Hawaii's environment has been impaired because of human impact, certainly, but our greatest threat is apathy. Community U tackles these challenges head-on both by reversing damage to the land now, and restoring our youth as responsible change agents who care and are dedicated to stewarding themselves and our islands over the long term.

Our quality of life and the resilience of our aina and oceans in the 21st century are directly dependent on the people of Hawaii healing the land, and the land in turn helping to heal us.
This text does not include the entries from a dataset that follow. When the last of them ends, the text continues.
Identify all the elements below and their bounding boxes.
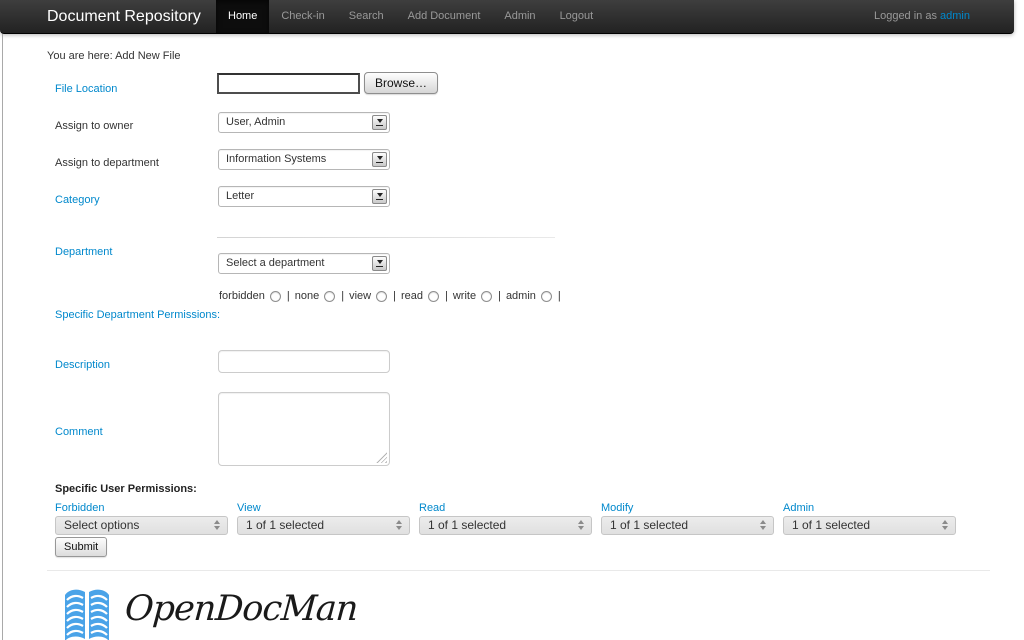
specific-user-permissions-heading: Specific User Permissions: — [55, 483, 197, 495]
category-label[interactable]: Category — [55, 194, 100, 206]
updown-arrow-icon — [942, 520, 948, 530]
open-book-icon — [63, 587, 111, 640]
opendocman-logo[interactable]: OpenDocMan — [63, 587, 357, 640]
modify-multiselect-value: 1 of 1 selected — [610, 518, 688, 532]
forbidden-multiselect-value: Select options — [64, 518, 139, 532]
comment-label[interactable]: Comment — [55, 426, 103, 438]
breadcrumb: You are here: Add New File — [47, 50, 181, 62]
forbidden-column-label[interactable]: Forbidden — [55, 502, 105, 514]
radio-label-admin: admin — [506, 290, 536, 302]
admin-column-label[interactable]: Admin — [783, 502, 814, 514]
dropdown-arrow-icon — [372, 189, 387, 204]
assign-department-label: Assign to department — [55, 157, 159, 169]
nav-item-add-document[interactable]: Add Document — [396, 0, 493, 33]
radio-label-view: view — [349, 290, 371, 302]
category-select[interactable]: Letter — [218, 186, 390, 207]
view-multiselect-value: 1 of 1 selected — [246, 518, 324, 532]
logged-in-status: Logged in as admin — [874, 0, 970, 33]
read-multiselect-value: 1 of 1 selected — [428, 518, 506, 532]
assign-owner-value: User, Admin — [226, 116, 285, 128]
top-navbar: Document Repository Home Check-in Search… — [0, 0, 1014, 34]
dropdown-arrow-icon — [372, 115, 387, 130]
separator: | — [445, 290, 448, 302]
radio-label-read: read — [401, 290, 423, 302]
dropdown-arrow-icon — [372, 152, 387, 167]
admin-multiselect-value: 1 of 1 selected — [792, 518, 870, 532]
separator: | — [558, 290, 561, 302]
updown-arrow-icon — [396, 520, 402, 530]
department-value: Select a department — [226, 257, 324, 269]
separator: | — [498, 290, 501, 302]
description-input[interactable] — [218, 350, 390, 373]
separator: | — [393, 290, 396, 302]
browse-button[interactable]: Browse… — [364, 72, 438, 94]
department-label[interactable]: Department — [55, 246, 112, 258]
radio-none[interactable] — [324, 291, 335, 302]
radio-label-none: none — [295, 290, 319, 302]
view-multiselect[interactable]: 1 of 1 selected — [237, 516, 410, 535]
assign-owner-label: Assign to owner — [55, 120, 133, 132]
submit-button[interactable]: Submit — [55, 537, 107, 557]
window-edge-line — [2, 34, 3, 640]
category-value: Letter — [226, 190, 254, 202]
department-permission-radios: forbidden | none | view | read | write | admi… — [219, 290, 566, 302]
modify-multiselect[interactable]: 1 of 1 selected — [601, 516, 774, 535]
add-new-file-page: Document Repository Home Check-in Search… — [0, 0, 1024, 640]
separator: | — [341, 290, 344, 302]
radio-view[interactable] — [376, 291, 387, 302]
radio-label-forbidden: forbidden — [219, 290, 265, 302]
modify-column-label[interactable]: Modify — [601, 502, 633, 514]
admin-multiselect[interactable]: 1 of 1 selected — [783, 516, 956, 535]
logo-text: OpenDocMan — [124, 589, 359, 629]
assign-owner-select[interactable]: User, Admin — [218, 112, 390, 133]
nav-item-check-in[interactable]: Check-in — [269, 0, 336, 33]
comment-textarea[interactable] — [218, 392, 390, 466]
read-column-label[interactable]: Read — [419, 502, 445, 514]
radio-write[interactable] — [481, 291, 492, 302]
assign-department-select[interactable]: Information Systems — [218, 149, 390, 170]
radio-read[interactable] — [428, 291, 439, 302]
nav-item-admin[interactable]: Admin — [492, 0, 547, 33]
radio-admin[interactable] — [541, 291, 552, 302]
logged-in-text: Logged in as — [874, 10, 940, 22]
nav-item-search[interactable]: Search — [337, 0, 396, 33]
section-divider — [217, 237, 555, 238]
radio-forbidden[interactable] — [270, 291, 281, 302]
main-nav: Home Check-in Search Add Document Admin … — [216, 0, 605, 33]
file-location-label[interactable]: File Location — [55, 83, 117, 95]
view-column-label[interactable]: View — [237, 502, 261, 514]
footer-divider — [47, 570, 990, 571]
forbidden-multiselect[interactable]: Select options — [55, 516, 228, 535]
nav-item-home[interactable]: Home — [216, 0, 269, 33]
brand-title[interactable]: Document Repository — [47, 0, 201, 33]
specific-department-permissions-label[interactable]: Specific Department Permissions: — [55, 309, 220, 321]
dropdown-arrow-icon — [372, 256, 387, 271]
nav-item-logout[interactable]: Logout — [548, 0, 606, 33]
read-multiselect[interactable]: 1 of 1 selected — [419, 516, 592, 535]
radio-label-write: write — [453, 290, 476, 302]
description-label[interactable]: Description — [55, 359, 110, 371]
separator: | — [287, 290, 290, 302]
updown-arrow-icon — [760, 520, 766, 530]
updown-arrow-icon — [214, 520, 220, 530]
username-link[interactable]: admin — [940, 10, 970, 22]
file-location-input[interactable] — [217, 73, 360, 94]
department-select[interactable]: Select a department — [218, 253, 390, 274]
assign-department-value: Information Systems — [226, 153, 326, 165]
updown-arrow-icon — [578, 520, 584, 530]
Thanks to forward-thinking grant funders -- including the Hawaii Community Foundation, the National Oceanic and Atmospheric Administration, the Weissman Family Foundation, the Hawaii Tourism Authority and the Harold K.L. Castle Foundation -- the partnership is able to directly support restoration projects for a cleaner, healthier Hawaii.

Work is underway to clear the waters at Heeia, but Hawaii needs community restoration projects in every single ahupua'a around our Islands.

Restored lands defend against the scourge of invasive species, capture precious raindrops and absorb them into our aquifers, and hold the line against sediment and erosion that reduce our marine and fish populations.

The Community Restoration Partnership firmly believes in supporting community groups that organize in their backyard to restore their own beloved places. We encourage other funders and donors to join the partnership and expand our impact.